Projects that help rebuild trust in politics are “not worth embarking on” unless they include China, according to a leading climate change diplomat.
John Ashton, who was the UK Foreign Office’s special representative on climate change from 2006-12, said the current economic, social and environmental challenges required strong political leadership from all nations – but that it is what China, the world’s second-largest economy, does that really matters.
Speaking in Westminster at the launch of the website Chinadialogue’s latest journal, Advancing sustainable business in China, Ashton said, “There has been a breakdown of trust between those who are being acted upon and those who are doing the acting.

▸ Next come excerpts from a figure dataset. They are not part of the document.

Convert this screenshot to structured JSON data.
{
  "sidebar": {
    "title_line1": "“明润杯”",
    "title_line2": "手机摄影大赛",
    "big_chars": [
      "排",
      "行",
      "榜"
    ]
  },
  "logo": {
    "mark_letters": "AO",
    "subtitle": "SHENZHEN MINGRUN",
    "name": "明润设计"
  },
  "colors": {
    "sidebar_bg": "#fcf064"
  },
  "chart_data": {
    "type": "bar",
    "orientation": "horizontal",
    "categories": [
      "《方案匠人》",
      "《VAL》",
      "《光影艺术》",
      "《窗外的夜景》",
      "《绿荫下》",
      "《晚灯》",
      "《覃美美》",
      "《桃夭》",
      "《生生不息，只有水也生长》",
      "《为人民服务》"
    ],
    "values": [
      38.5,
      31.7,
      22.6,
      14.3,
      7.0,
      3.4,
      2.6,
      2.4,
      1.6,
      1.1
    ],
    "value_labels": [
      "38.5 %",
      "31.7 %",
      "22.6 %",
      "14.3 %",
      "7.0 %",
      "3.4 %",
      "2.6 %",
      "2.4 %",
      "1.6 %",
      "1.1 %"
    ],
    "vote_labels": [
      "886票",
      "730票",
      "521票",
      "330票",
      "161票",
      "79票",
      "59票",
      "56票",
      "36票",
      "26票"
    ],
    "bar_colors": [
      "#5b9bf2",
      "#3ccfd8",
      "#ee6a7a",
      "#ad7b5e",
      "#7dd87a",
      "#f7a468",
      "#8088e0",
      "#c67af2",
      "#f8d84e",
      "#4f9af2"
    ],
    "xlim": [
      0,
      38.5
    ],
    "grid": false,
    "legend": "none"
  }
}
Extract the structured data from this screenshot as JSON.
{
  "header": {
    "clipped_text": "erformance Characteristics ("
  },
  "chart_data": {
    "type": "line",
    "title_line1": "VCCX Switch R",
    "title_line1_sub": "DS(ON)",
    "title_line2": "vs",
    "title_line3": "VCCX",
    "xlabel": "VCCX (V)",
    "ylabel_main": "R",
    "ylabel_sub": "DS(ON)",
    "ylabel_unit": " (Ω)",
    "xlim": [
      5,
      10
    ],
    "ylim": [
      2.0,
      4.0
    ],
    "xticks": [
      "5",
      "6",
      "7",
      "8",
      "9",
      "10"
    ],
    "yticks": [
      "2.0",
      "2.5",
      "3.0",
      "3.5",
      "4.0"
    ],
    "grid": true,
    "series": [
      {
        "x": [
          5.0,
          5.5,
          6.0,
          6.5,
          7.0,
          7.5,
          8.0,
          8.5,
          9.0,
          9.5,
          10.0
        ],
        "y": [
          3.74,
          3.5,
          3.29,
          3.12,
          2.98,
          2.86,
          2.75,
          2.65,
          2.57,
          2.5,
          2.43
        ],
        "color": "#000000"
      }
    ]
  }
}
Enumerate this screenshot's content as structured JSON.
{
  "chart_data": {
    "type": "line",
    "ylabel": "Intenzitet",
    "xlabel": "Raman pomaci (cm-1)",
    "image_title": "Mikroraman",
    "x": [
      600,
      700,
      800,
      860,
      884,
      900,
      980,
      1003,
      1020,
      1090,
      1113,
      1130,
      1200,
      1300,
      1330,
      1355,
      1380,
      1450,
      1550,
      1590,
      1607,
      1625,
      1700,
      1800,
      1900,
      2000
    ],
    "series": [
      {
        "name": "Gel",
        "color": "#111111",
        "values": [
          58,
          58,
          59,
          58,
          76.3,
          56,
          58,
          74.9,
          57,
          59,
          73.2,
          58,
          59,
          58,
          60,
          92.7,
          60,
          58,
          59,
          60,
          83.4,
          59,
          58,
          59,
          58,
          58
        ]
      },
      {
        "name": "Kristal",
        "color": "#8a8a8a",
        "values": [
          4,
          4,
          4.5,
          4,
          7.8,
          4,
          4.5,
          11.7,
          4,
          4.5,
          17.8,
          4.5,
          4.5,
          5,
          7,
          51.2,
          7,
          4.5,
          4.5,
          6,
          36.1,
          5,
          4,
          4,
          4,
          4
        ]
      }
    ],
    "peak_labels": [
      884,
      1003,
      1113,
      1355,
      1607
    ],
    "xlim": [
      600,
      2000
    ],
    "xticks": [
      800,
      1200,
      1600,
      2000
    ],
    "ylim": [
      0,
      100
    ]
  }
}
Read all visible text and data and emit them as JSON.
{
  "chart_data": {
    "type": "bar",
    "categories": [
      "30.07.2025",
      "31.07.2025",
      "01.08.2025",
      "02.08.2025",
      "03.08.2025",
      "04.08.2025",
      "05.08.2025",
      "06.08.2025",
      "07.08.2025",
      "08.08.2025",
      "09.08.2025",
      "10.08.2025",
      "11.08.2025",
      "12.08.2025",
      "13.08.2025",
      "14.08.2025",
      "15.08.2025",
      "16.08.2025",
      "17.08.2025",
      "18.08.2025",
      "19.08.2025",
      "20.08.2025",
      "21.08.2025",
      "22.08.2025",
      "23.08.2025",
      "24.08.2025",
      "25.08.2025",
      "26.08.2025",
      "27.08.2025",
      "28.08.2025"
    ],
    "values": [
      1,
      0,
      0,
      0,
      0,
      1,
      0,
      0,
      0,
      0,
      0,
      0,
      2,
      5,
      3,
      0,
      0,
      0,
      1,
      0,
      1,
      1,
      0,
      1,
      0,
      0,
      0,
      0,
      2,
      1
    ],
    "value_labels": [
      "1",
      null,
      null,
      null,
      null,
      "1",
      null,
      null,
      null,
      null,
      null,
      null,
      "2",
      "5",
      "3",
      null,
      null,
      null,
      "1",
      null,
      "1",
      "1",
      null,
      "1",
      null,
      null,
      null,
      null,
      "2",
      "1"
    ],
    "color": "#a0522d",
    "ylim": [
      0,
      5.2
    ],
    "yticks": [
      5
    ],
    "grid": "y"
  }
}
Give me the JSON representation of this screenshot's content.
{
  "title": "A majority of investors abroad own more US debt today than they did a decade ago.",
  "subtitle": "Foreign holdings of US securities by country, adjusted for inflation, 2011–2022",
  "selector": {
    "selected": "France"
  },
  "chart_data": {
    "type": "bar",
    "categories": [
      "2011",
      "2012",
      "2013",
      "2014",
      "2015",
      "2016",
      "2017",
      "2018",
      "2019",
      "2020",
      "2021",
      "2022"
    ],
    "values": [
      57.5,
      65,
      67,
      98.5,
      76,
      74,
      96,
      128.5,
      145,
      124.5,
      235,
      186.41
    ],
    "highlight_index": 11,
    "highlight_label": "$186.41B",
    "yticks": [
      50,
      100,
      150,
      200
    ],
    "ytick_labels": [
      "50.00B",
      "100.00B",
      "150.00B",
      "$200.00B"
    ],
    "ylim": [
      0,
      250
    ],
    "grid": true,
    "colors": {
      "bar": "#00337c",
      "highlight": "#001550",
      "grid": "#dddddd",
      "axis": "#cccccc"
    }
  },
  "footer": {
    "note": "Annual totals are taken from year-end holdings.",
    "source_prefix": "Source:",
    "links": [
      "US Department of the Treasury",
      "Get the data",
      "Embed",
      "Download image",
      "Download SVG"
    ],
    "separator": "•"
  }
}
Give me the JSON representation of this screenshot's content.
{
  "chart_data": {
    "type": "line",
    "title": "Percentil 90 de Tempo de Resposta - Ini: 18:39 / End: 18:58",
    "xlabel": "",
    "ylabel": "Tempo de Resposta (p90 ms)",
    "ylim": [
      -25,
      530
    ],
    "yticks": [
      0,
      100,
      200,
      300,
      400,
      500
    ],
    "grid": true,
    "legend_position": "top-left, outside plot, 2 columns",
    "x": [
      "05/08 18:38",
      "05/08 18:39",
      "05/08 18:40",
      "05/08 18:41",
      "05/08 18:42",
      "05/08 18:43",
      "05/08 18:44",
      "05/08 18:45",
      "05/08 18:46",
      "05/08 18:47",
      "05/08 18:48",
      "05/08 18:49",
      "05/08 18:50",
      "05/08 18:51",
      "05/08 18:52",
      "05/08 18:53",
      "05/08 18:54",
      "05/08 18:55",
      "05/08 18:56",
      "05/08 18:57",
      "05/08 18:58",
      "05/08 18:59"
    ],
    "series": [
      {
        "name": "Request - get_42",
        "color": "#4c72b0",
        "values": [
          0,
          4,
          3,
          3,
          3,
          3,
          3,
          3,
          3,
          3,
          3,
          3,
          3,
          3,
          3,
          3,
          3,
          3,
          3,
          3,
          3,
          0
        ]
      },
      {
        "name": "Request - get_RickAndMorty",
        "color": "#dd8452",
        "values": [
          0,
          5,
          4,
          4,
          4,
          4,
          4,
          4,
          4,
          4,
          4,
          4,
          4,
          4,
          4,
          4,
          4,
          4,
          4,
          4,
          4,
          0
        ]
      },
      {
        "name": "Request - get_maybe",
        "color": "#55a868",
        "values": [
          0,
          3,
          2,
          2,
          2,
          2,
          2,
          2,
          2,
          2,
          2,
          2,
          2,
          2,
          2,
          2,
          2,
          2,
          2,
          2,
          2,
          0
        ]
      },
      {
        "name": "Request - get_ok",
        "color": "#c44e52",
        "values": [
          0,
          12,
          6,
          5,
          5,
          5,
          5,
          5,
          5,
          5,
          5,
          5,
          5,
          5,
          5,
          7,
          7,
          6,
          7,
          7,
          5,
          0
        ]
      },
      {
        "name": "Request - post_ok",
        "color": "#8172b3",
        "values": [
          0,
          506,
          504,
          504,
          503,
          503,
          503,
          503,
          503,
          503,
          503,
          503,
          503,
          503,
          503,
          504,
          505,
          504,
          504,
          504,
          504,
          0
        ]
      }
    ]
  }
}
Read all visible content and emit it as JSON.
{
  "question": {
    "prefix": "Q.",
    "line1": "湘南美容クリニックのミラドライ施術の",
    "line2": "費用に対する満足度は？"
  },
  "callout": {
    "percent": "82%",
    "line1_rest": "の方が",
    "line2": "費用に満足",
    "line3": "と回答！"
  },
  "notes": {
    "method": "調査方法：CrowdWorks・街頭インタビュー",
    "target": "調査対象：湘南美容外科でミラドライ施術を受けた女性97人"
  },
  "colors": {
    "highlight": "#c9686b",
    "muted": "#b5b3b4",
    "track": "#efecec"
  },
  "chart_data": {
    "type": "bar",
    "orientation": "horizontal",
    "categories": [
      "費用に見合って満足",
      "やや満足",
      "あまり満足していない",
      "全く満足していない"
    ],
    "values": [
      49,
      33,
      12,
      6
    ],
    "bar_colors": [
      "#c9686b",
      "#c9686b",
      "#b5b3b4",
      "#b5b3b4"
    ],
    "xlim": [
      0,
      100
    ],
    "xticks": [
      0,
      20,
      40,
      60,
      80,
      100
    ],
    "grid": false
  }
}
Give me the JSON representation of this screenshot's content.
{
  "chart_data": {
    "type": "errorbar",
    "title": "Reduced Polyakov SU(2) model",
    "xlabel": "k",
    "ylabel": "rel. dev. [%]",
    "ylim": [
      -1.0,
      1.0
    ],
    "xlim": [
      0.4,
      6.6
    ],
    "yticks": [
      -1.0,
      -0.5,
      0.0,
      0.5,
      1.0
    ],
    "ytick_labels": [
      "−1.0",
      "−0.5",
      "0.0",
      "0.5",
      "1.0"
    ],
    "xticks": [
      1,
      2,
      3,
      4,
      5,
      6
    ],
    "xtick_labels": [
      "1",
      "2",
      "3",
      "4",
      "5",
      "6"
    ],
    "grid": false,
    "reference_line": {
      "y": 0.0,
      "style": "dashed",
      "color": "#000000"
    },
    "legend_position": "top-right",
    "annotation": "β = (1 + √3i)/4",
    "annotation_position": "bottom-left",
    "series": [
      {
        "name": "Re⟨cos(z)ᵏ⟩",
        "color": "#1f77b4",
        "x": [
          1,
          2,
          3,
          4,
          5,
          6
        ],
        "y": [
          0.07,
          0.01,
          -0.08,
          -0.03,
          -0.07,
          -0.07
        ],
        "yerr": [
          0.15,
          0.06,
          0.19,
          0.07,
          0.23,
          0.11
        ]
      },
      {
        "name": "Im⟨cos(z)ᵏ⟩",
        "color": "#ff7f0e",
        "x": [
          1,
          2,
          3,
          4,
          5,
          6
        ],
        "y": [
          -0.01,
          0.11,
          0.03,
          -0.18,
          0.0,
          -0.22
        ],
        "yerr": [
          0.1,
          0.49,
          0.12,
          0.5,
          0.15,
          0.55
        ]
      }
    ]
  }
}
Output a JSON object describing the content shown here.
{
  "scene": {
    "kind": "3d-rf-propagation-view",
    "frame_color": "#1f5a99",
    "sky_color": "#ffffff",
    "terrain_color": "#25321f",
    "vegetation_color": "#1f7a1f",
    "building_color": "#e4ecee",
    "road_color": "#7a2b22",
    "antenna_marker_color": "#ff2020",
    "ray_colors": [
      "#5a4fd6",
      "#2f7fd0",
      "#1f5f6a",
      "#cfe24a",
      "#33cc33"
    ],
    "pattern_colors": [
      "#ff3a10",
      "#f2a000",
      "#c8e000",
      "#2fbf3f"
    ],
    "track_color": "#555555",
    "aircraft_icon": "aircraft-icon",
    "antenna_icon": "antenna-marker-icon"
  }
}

“We live in a moment in history when we have never had a greater need for politics that works. And you can’t have politics that works if there is no trust. So the biggest challenge in politics is therefore how to rebuild trust – within countries and between countries, both at the same time.”
Ashton, who also co-founded the thinktank Third Generation Environmentalism (E3G), used fracking – which he has publicly attacked in the past – as an example. He explained how the issue “dramatises” and “amplifies” this lack of trust in politics.
“For most people in our country, politics is not something we do together to build a better future; politics is what a small group of people is doing to everybody else, primarily on the basis of its own assumptions – which are not shared by everybody else – and in its own interests”, he said.
But China, he added, was central to this shift in thinking. Though the country recently announced plans to set legal limits on carbon dioxide (CO2) emissions from 2016, it is still building new fossil fuel infrastructure at an alarming rate.
This is despite its major cities being plagued by levels of pollution far higher than what is considered safe for human health.
“In any project that builds trust internationally, it’s really not worth embarking on unless it includes China”, Ashton claimed.
“The choices that China makes over the next generation are going to have as big an impact, or a bigger impact, on the lives of people everywhere, than the choices of any other major society, economy or culture also makes.”
Isabel Hilton, the editor of Chinadialogue, echoed Ashton’s words in the new journal’s introduction. She wrote, “China is a fast moving laboratory of the future; the decisions that are made in China – and by China’s business – affect us all.”